The most basic usage is to record what data files you read and write, and maybe to declare some summary statistics about how well the job went.

import dotscience as ds
import pandas as pd

ds.interactive()

ds.start()

# Wrap the names of files you read with ds.input() - it just returns the filename:
df = pd.read_csv(ds.input('input_file.csv'))

# Likewise with files you write to:
df.to_csv(ds.output('output_file.csv'))

# Record a summary statistic about how well your job went
ds.add_summary('f-score', f_score)

ds.publish('Did some awesome data science!')

Don't forget to call ds.interactive() and ds.start() at the top if you're using Jupyter, and ds.publish() at the end, or your results won't get published! (The run description string passed in is optional, so leave it out if you can't think of anything nice to say).

Interactive vs. Script mode

The library has two modes - interactive and script. That call to ds.interactive() in the example above puts it in interactive mode, which tells it there isn't a script file that the code is coming from. But when you're writing code in a Python script file, you should call ds.script() instead.

This instructs the library to record the script filename (from sys.argv[0]) in the output runs, so they can be tracked back to the originating script. You don't need this in interactive mode, because Dotscience knows which Jupyter notebook you're using - and sys.argv[0] points to the Jupyter Python kernel in that case, which isn't useful to record in the run!

If sys.argv[0] isn't helpful in some other situation, you can call ds.script('FILENAME') to specify the script file, relative to the current working directory. In fact, in a Jupyter notebook, you could specify ds.script('my-notebook.ipynb') to manually specify the notebook file and override the automatic recording of the notebook file, but there wouldn't be any point!

All the things you can record

There's a lot more than just data files and summary stats that Dotscience will keep track of for you - and there's a choice of convenient ways to specify each thing, so it can fit neatly into your code. Here's the full list:

Start and end time

The library will try to guess when your job starts and ends, from when you call start() until you call publish() (although it gets a bit more complex with multiple runs; see below).

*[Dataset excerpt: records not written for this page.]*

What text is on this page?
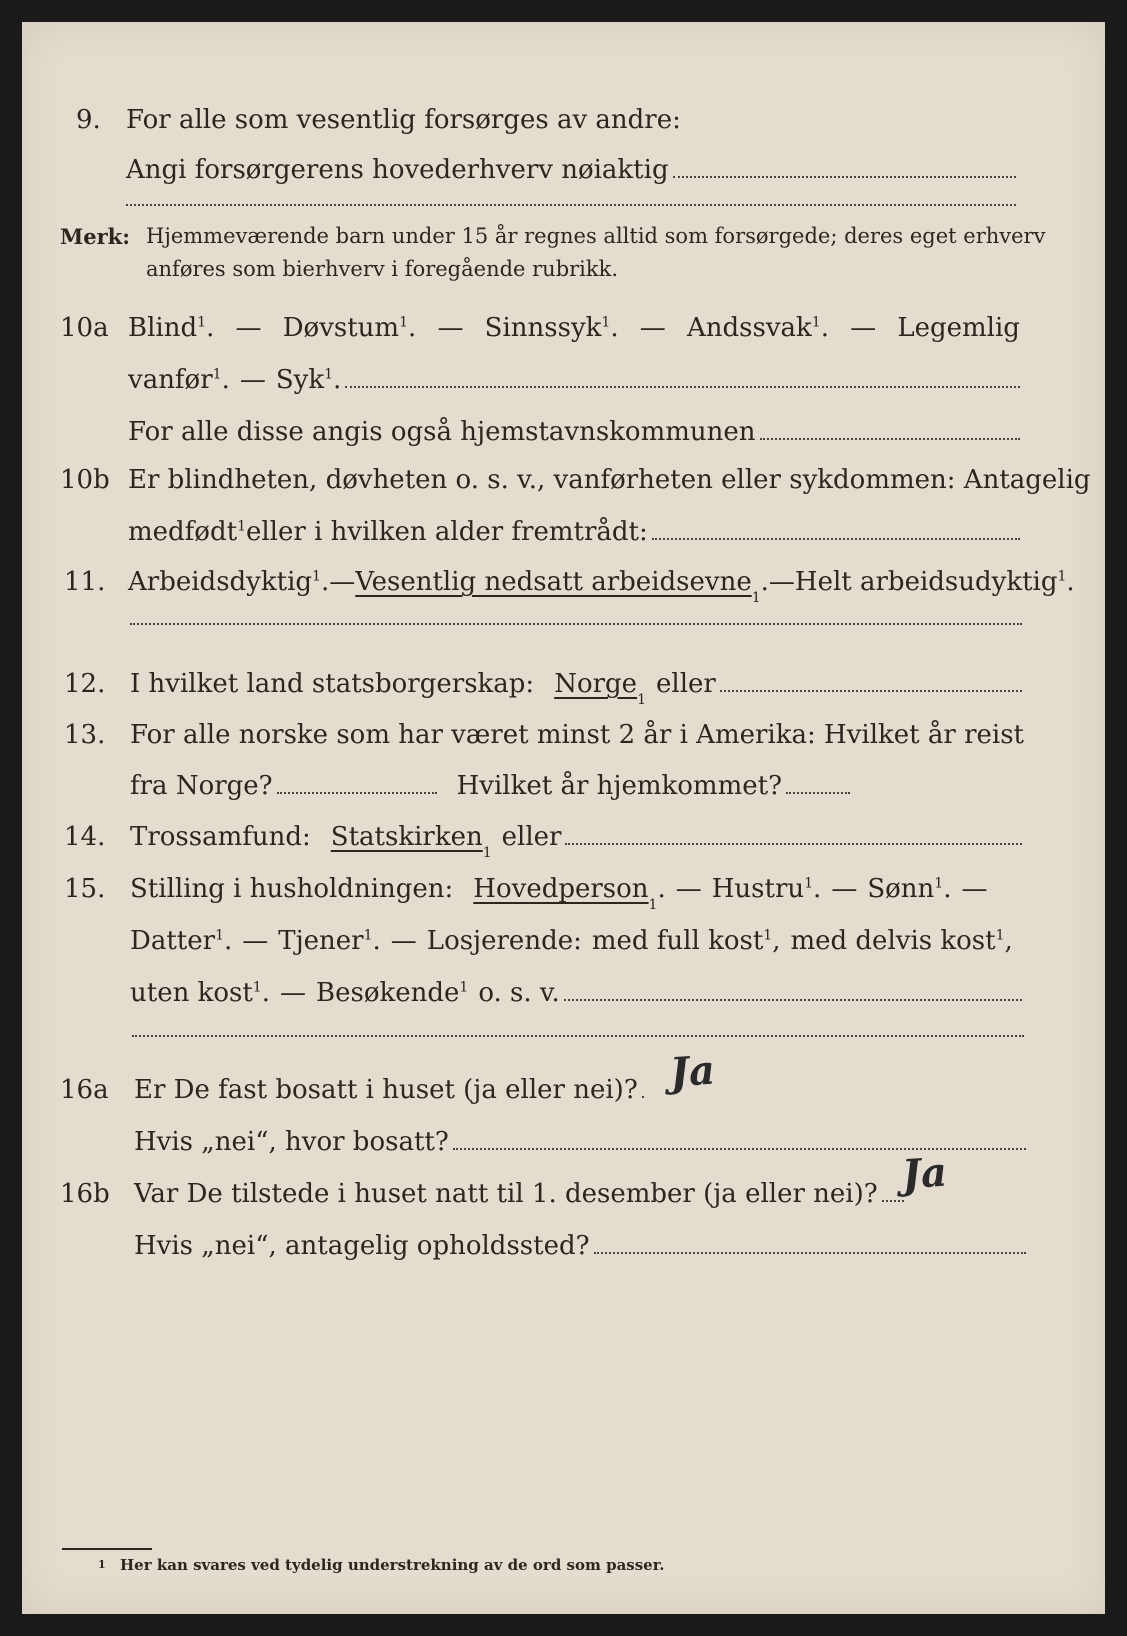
9. For alle som vesentlig forsørges av andre:
Angi forsørgerens hovederhverv nøiaktig
Merk: Hjemmeværende barn under 15 år regnes alltid som forsørgede; deres eget erhverv
anføres som bierhverv i foregående rubrikk.
10a Blind$^1$. — Døvstum$^1$. — Sinnssyk$^1$. — Andssvak$^1$. — Legemlig
vanfør$^1$. — Syk$^1$.
For alle disse angis også hjemstavnskommunen
10b Er blindheten, døvheten o. s. v., vanførheten eller sykdommen: Antagelig
medfødt$^1$ eller i hvilken alder fremtrådt:
11. Arbeidsdyktig$^1$. — Vesentlig nedsatt arbeidsevne
1
. — Helt arbeidsudyktig$^1$.
12. I hvilket land statsborgerskap: Norge
1
eller
13. For alle norske som har været minst 2 år i Amerika: Hvilket år reist
fra Norge?	Hvilket år hjemkommet?
14. Trossamfund: Statskirken
1
eller
15. Stilling i husholdningen: Hovedperson
1
. — Hustru$^1$. — Sønn$^1$. —
Datter$^1$. — Tjener$^1$. — Losjerende: med full kost$^1$, med delvis kost$^1$,
uten kost$^1$. — Besøkende$^1$ o. s. v.
16a Er De fast bosatt i huset (ja eller nei)? Ja
Hvis „nei“, hvor bosatt?
16b Var De tilstede i huset natt til 1. desember (ja eller nei)? Ja
Hvis „nei“, antagelig opholdssted?
1 Her kan svares ved tydelig understrekning av de ord som passer.
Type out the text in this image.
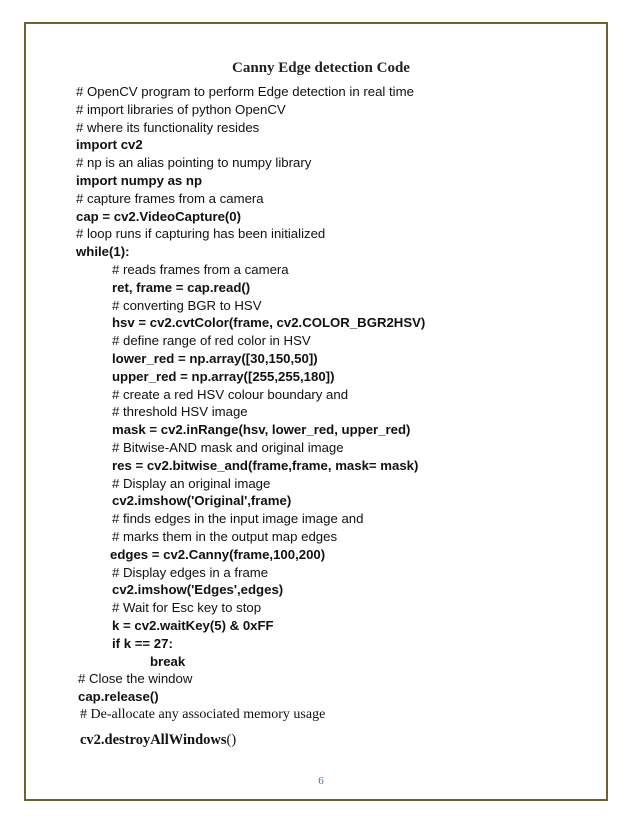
Canny Edge detection Code
# OpenCV program to perform Edge detection in real time
# import libraries of python OpenCV
# where its functionality resides
import cv2
# np is an alias pointing to numpy library
import numpy as np
# capture frames from a camera
cap = cv2.VideoCapture(0)
# loop runs if capturing has been initialized
while(1):
# reads frames from a camera
ret, frame = cap.read()
# converting BGR to HSV
hsv = cv2.cvtColor(frame, cv2.COLOR_BGR2HSV)
# define range of red color in HSV
lower_red = np.array([30,150,50])
upper_red = np.array([255,255,180])
# create a red HSV colour boundary and
# threshold HSV image
mask = cv2.inRange(hsv, lower_red, upper_red)
# Bitwise-AND mask and original image
res = cv2.bitwise_and(frame,frame, mask= mask)
# Display an original image
cv2.imshow('Original',frame)
# finds edges in the input image image and
# marks them in the output map edges
edges = cv2.Canny(frame,100,200)
# Display edges in a frame
cv2.imshow('Edges',edges)
# Wait for Esc key to stop
k = cv2.waitKey(5) & 0xFF
if k == 27:
break
# Close the window
cap.release()
# De-allocate any associated memory usage
cv2.destroyAllWindows()
6
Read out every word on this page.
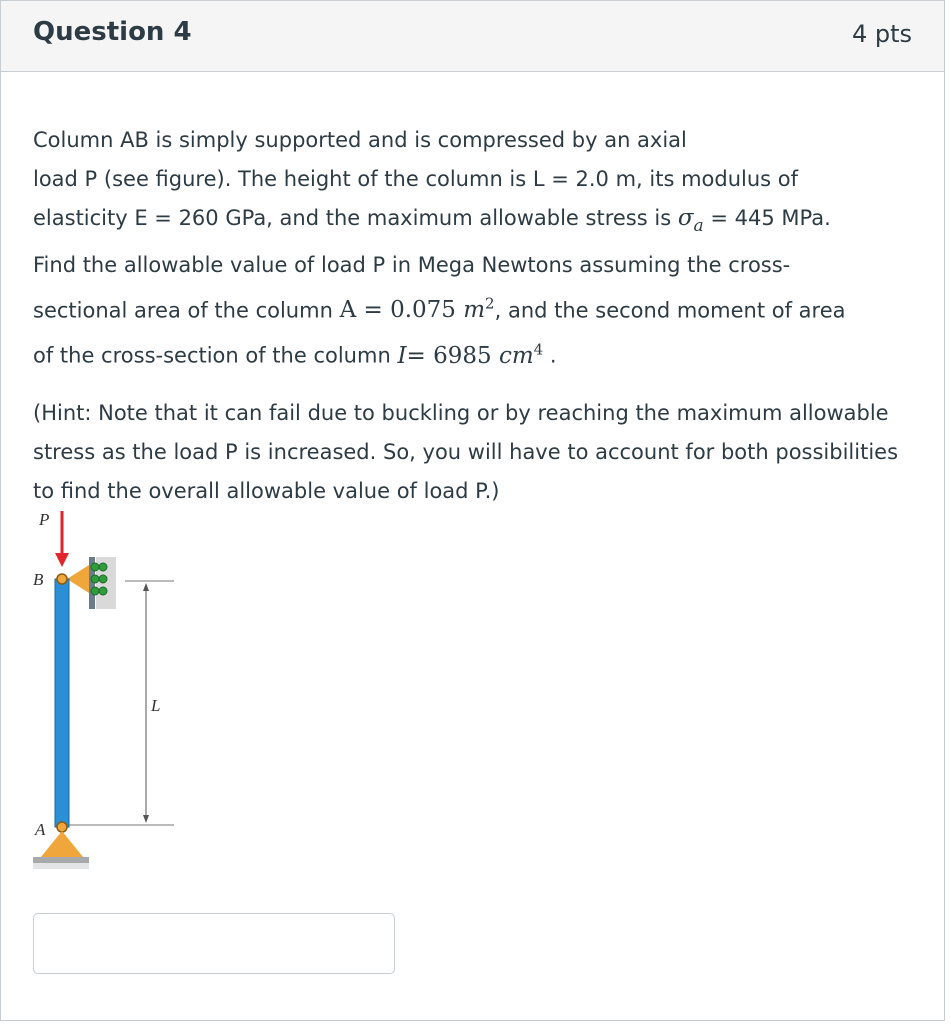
Question 4	4 pts

Column AB is simply supported and is compressed by an axial
load P (see figure). The height of the column is L = 2.0 m, its modulus of
elasticity E = 260 GPa, and the maximum allowable stress is $\sigma_a = 445$ MPa.
Find the allowable value of load P in Mega Newtons assuming the cross-
sectional area of the column A = 0.075 $m^2$, and the second moment of area
of the cross-section of the column I= 6985 $cm^4$ .

(Hint: Note that it can fail due to buckling or by reaching the maximum allowable stress as the load P is increased. So, you will have to account for both possibilities to find the overall allowable value of load P.)

P
B
L
A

If you're running in Jupyter, that means it'll include the time you spend working on your notebook, thinking, and so on as well as the time actually spent running the steps, which probably isn't what you want. To get better tracking of the run times, to keep track of what operations are slow and to cross-reference the time periods against other stuff running on the same computers to see if the workloads are interfering, it's a good idea to explicitly tell Dotscience when your steps start and stop.

Even when running Python scripts through ds run, it still helps to declare start and end times - if your script does a lot of tedious setup and teardown, you probably don't want those included in the run times.

Just call start() and end() before and after the real work and the library will record the current time when those functions are called. If you miss the end() it'll assume that your run has finished when you call publish(); this is often a good assumption, so you can often just call start() at the start and publish() at the end and be done with it.

import dotscience as ds

ds.script()

...setup code...

ds.start()

...the real work...

ds.end()

...cleanup code...

ds.publish('Did some awesome data science!')

or:

import dotscience as ds

ds.script()

...setup code...

ds.start()

...the real work...

ds.publish('Did some awesome data science!')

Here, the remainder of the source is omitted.